A few words may be added with regard to the upbringing and education of children. Here, again, there has been a reaction—which upon the whole is good—from the unduly rigorous disciplinary methods of the past. It may be doubted, however, whether the reaction has not in some cases been carried too far. Children ought to be controlled and disciplined by their parents, and no expenditure of care and thought and tact is too great to devote to the rightful training of their characters. But experience seems to show that parents sometimes fail to recognize that their children grow up. It is important that in proportion as they grow towards maturity of character and independence of personality the strictness of parental discipline should be gradually relaxed. At a certain stage the real influence of parents upon their children will depend upon their refusal to assert direct authority. Not a few of the minor tragedies of home life arise from the ill-judged action of parents who treat as children sons and daughters who are virtually grown up.

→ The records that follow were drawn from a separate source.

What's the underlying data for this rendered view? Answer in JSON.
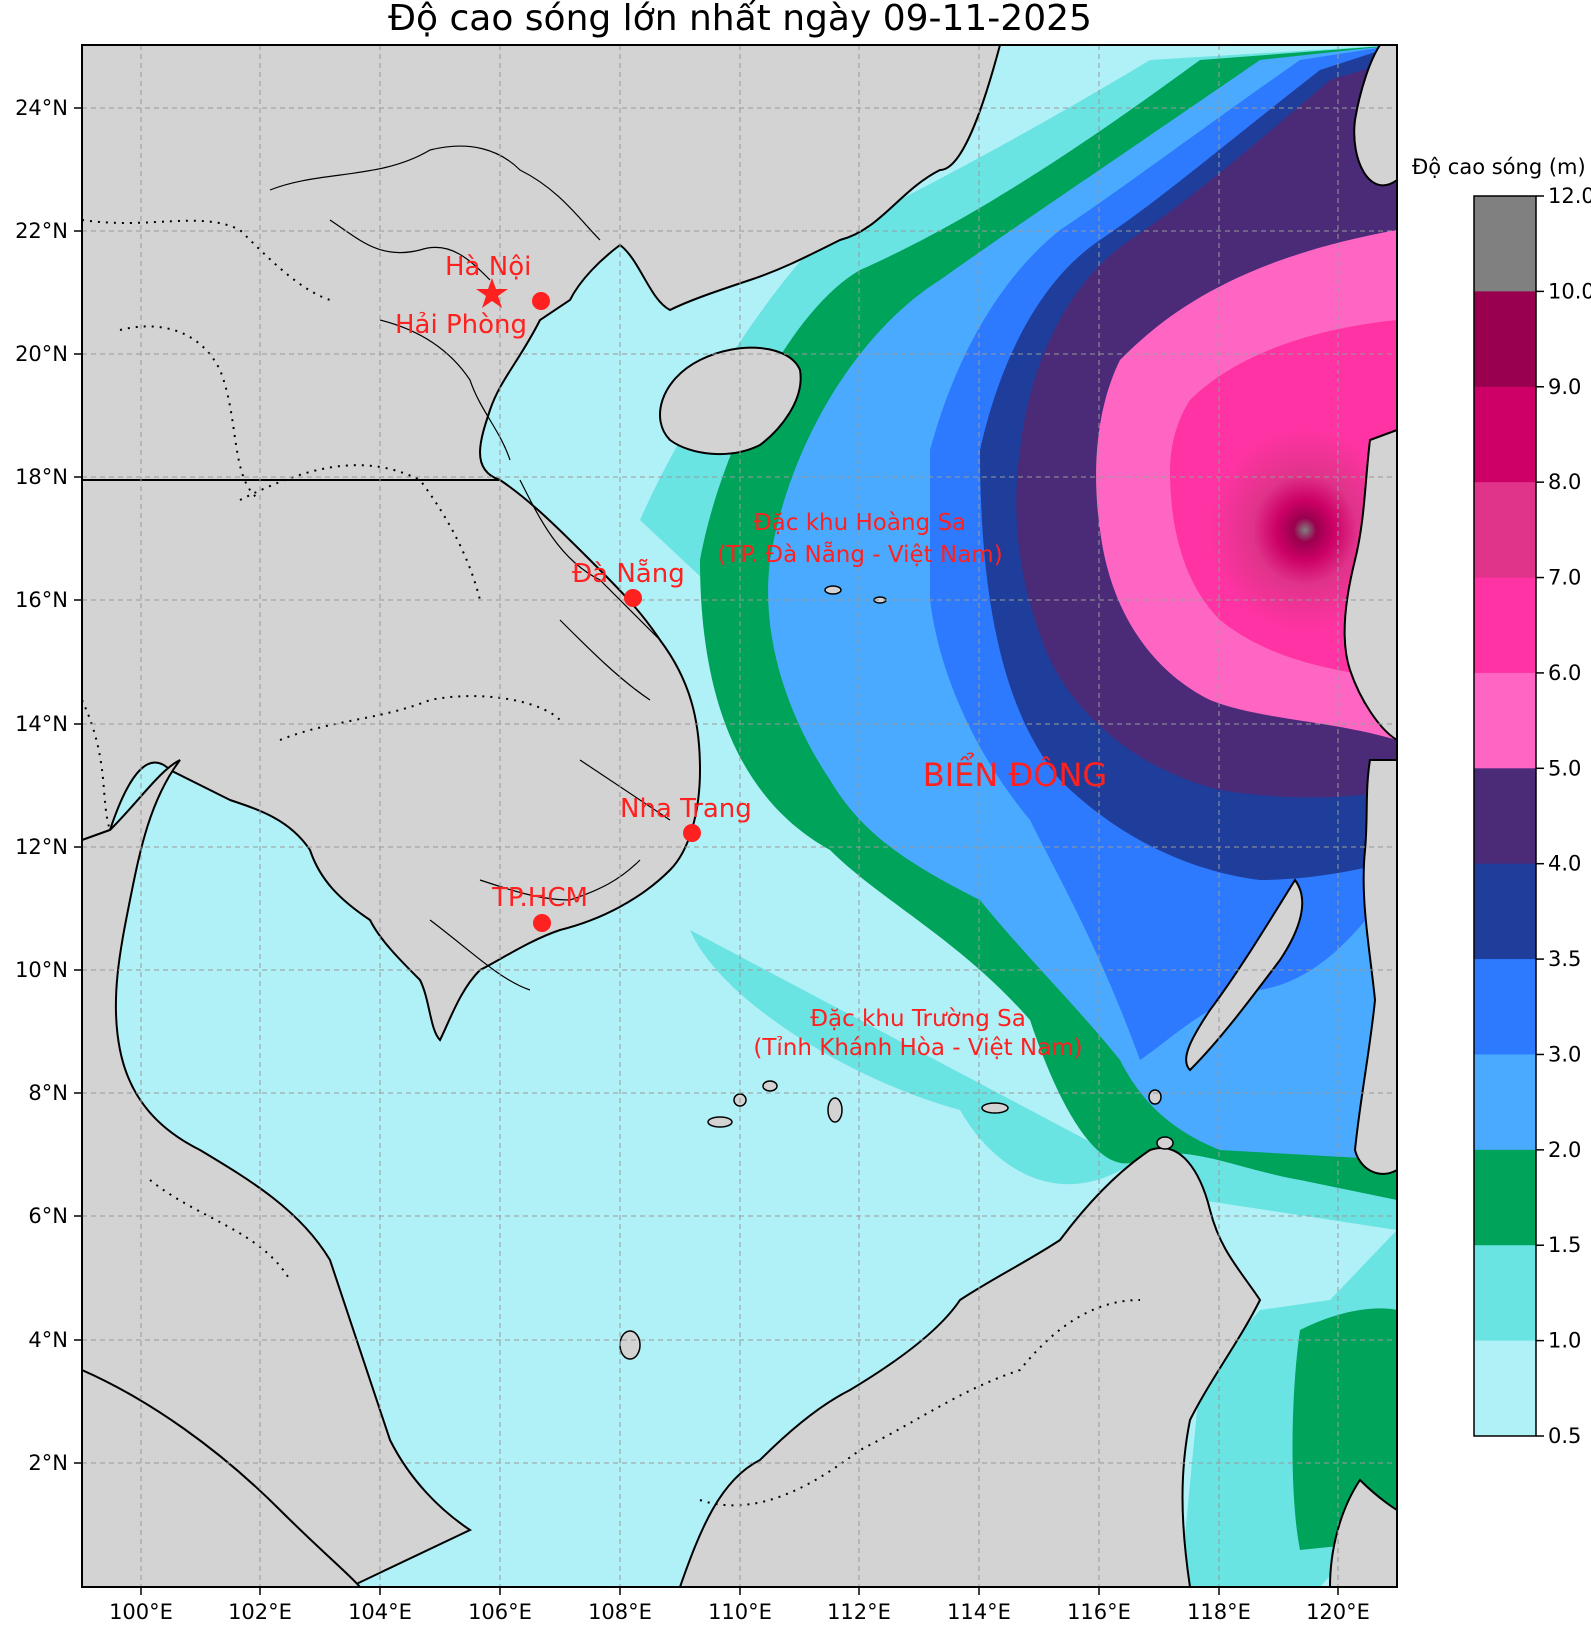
{
  "title": "Độ cao sóng lớn nhất ngày 09-11-2025",
  "lon_ticks": [
    "100°E",
    "102°E",
    "104°E",
    "106°E",
    "108°E",
    "110°E",
    "112°E",
    "114°E",
    "116°E",
    "118°E",
    "120°E"
  ],
  "lat_ticks": [
    "24°N",
    "22°N",
    "20°N",
    "18°N",
    "16°N",
    "14°N",
    "12°N",
    "10°N",
    "8°N",
    "6°N",
    "4°N",
    "2°N"
  ],
  "places": {
    "ha_noi": "Hà Nội",
    "hai_phong": "Hải Phòng",
    "da_nang": "Đà Nẵng",
    "nha_trang": "Nha Trang",
    "tp_hcm": "TP.HCM",
    "hoang_sa_1": "Đặc khu Hoàng Sa",
    "hoang_sa_2": "(TP. Đà Nẵng - Việt Nam)",
    "truong_sa_1": "Đặc khu Trường Sa",
    "truong_sa_2": "(Tỉnh Khánh Hòa - Việt Nam)",
    "bien_dong": "BIỂN ĐÔNG"
  },
  "colorbar": {
    "label": "Độ cao sóng (m)",
    "ticks": [
      "12.0",
      "10.0",
      "9.0",
      "8.0",
      "7.0",
      "6.0",
      "5.0",
      "4.0",
      "3.5",
      "3.0",
      "2.0",
      "1.5",
      "1.0",
      "0.5"
    ],
    "colors": [
      "#808080",
      "#99004d",
      "#cc0066",
      "#e0338a",
      "#ff33a3",
      "#ff66c4",
      "#4b2a78",
      "#1f3e9c",
      "#2e7aff",
      "#4aaaff",
      "#00a35a",
      "#6ae3e3",
      "#b0f0f7"
    ]
  },
  "chart_data": {
    "type": "heatmap",
    "title": "Độ cao sóng lớn nhất ngày 09-11-2025",
    "xlabel": "",
    "ylabel": "",
    "xlim": [
      "99°E",
      "121°E"
    ],
    "ylim": [
      "0°N",
      "25°N"
    ],
    "colorbar_label": "Độ cao sóng (m)",
    "levels": [
      0.5,
      1.0,
      1.5,
      2.0,
      3.0,
      3.5,
      4.0,
      5.0,
      6.0,
      7.0,
      8.0,
      9.0,
      10.0,
      12.0
    ],
    "max_region": "19-20°N, 117-121°E (≥ 10 m core near 17°N 119.5°E)",
    "markers": [
      {
        "name": "Hà Nội",
        "lon": 105.85,
        "lat": 21.03,
        "symbol": "star"
      },
      {
        "name": "Hải Phòng",
        "lon": 106.68,
        "lat": 20.86,
        "symbol": "dot"
      },
      {
        "name": "Đà Nẵng",
        "lon": 108.22,
        "lat": 16.05,
        "symbol": "dot"
      },
      {
        "name": "Nha Trang",
        "lon": 109.2,
        "lat": 12.24,
        "symbol": "dot"
      },
      {
        "name": "TP.HCM",
        "lon": 106.7,
        "lat": 10.78,
        "symbol": "dot"
      }
    ]
  }
}
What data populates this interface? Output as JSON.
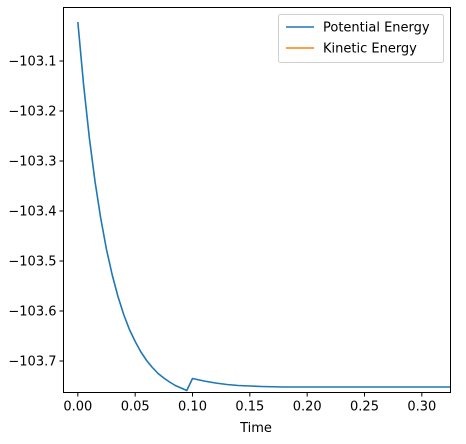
{
  "chart_data": {
    "type": "line",
    "title": "",
    "xlabel": "Time",
    "ylabel": "",
    "xlim": [
      -0.0125,
      0.325
    ],
    "ylim": [
      -103.763,
      -102.993
    ],
    "xticks": [
      0.0,
      0.05,
      0.1,
      0.15,
      0.2,
      0.25,
      0.3
    ],
    "xtick_labels": [
      "0.00",
      "0.05",
      "0.10",
      "0.15",
      "0.20",
      "0.25",
      "0.30"
    ],
    "yticks": [
      -103.1,
      -103.2,
      -103.3,
      -103.4,
      -103.5,
      -103.6,
      -103.7
    ],
    "ytick_labels": [
      "−103.1",
      "−103.2",
      "−103.3",
      "−103.4",
      "−103.5",
      "−103.6",
      "−103.7"
    ],
    "grid": false,
    "legend_position": "top-right",
    "series": [
      {
        "name": "Potential Energy",
        "color": "#1f77b4",
        "x": [
          0.0,
          0.005,
          0.01,
          0.015,
          0.02,
          0.025,
          0.03,
          0.035,
          0.04,
          0.045,
          0.05,
          0.055,
          0.06,
          0.065,
          0.07,
          0.075,
          0.08,
          0.085,
          0.09,
          0.095,
          0.1,
          0.11,
          0.12,
          0.13,
          0.14,
          0.15,
          0.16,
          0.17,
          0.18,
          0.19,
          0.2,
          0.22,
          0.24,
          0.26,
          0.28,
          0.3,
          0.325
        ],
        "y": [
          -103.022,
          -103.147,
          -103.253,
          -103.341,
          -103.415,
          -103.477,
          -103.528,
          -103.571,
          -103.607,
          -103.637,
          -103.661,
          -103.682,
          -103.699,
          -103.713,
          -103.725,
          -103.734,
          -103.742,
          -103.749,
          -103.754,
          -103.759,
          -103.735,
          -103.74,
          -103.744,
          -103.747,
          -103.749,
          -103.75,
          -103.751,
          -103.7515,
          -103.752,
          -103.752,
          -103.752,
          -103.752,
          -103.752,
          -103.752,
          -103.752,
          -103.752,
          -103.752
        ]
      },
      {
        "name": "Kinetic Energy",
        "color": "#ff7f0e",
        "x": [],
        "y": []
      }
    ]
  }
}
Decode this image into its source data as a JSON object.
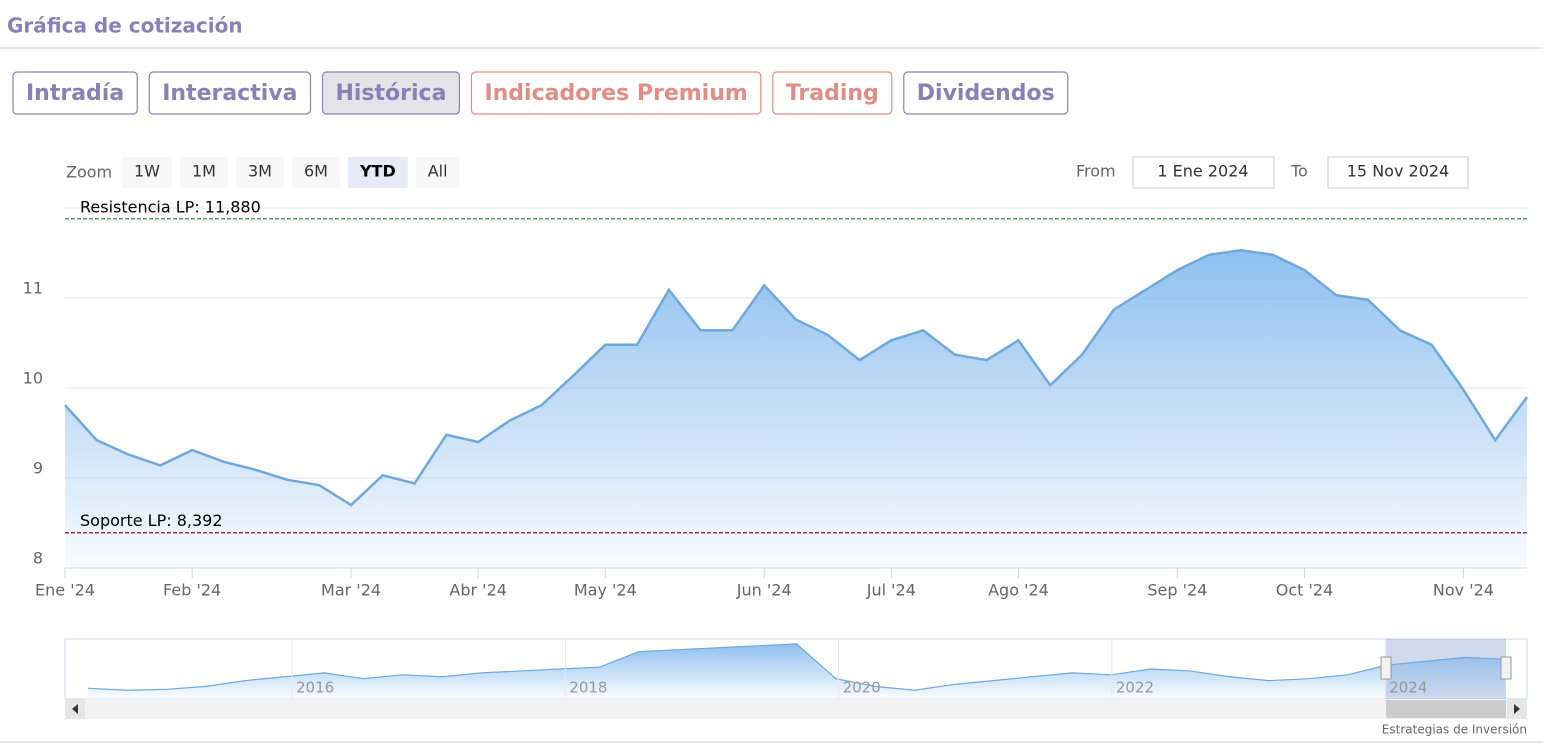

The problem of the religious education of children cannot here be discussed in detail, but three or four leading principles may be suggested.
(1) It ought not to be necessary to say that children should not be taught to regard as true statements or doctrines which their parents believe to be in fact false. This applies in particular to certain views of the Bible. The ideal should be so to teach the child that in later life he may have nothing to unlearn.